A Legacy ZoneCard consists of a photocard and a paper counterpart which displays the validity period and is used for operating the barriers on Glasgow's Subway. Previously, passengers who have validated their tickets for the Subway needed to have their tickets manually checked at the ticket barriers at Glasgow Queen Street station because the barriers accept only standard-sized Subway tickets. In 2004, Glasgow Queen Street's ticket barriers were updated so that ZoneCards did not need validation to operate them. The card can be purchased in durations of 1 week, 4 weeks, 10 weeks, and 1 year.
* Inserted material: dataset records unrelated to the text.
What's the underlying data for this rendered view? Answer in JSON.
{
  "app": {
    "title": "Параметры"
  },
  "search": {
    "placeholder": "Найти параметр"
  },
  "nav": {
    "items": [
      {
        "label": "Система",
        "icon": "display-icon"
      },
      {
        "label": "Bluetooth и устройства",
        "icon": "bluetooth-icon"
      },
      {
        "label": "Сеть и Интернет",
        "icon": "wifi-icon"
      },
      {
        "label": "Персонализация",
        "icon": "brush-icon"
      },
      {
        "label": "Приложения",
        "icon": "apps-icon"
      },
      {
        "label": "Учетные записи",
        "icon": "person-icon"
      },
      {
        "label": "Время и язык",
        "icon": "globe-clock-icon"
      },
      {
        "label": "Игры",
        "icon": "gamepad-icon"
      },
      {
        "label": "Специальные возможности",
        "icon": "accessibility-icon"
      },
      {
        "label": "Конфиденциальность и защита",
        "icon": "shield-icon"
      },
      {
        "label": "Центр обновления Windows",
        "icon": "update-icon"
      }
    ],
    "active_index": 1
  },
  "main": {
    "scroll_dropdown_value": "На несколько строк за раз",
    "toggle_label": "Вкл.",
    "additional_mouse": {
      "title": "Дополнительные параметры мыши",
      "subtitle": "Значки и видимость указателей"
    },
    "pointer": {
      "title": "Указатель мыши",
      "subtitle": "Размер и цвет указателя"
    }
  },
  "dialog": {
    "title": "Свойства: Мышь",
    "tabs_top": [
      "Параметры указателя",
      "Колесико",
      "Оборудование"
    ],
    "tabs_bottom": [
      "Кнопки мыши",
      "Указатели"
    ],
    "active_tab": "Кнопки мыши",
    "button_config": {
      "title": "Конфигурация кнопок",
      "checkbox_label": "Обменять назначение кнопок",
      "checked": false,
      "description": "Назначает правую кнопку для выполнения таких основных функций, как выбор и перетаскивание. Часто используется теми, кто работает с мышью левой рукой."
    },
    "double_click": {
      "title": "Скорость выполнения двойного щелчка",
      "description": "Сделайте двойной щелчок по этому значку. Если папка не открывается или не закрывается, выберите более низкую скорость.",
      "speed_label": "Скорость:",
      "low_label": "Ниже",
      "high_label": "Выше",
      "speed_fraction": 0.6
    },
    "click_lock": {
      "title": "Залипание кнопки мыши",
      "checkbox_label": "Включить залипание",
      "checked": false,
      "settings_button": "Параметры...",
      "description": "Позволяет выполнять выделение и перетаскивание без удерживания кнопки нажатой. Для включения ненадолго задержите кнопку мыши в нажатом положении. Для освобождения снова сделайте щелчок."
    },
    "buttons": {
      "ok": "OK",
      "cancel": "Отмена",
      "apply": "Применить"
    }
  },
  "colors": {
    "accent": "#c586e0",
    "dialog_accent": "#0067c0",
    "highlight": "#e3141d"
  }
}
ZoneCard can be used with any participating transport provider within the zones that the holder has purchased. With a vast amount of transport providers—across bus, Rail, and Ferry services—in the scheme, there are very few companies who do not accept ZoneCards. The only Train operating company(TOC) which currently accepts ZoneCards is ScotRail, however there have previously been other TOC's involved in the scheme.

Operators criticise the complexity of the zone system, which consists of 77 zones. By comparison, Transport for London's scheme consists of 9 zones despite containing 90 more underground stations than the SPT does rail stations. However, the TfL system only covers 614 sqmi, an area slightly smaller than South Lanarkshire. In addition, the SPT bus network is far larger due to the greater size of its zone system.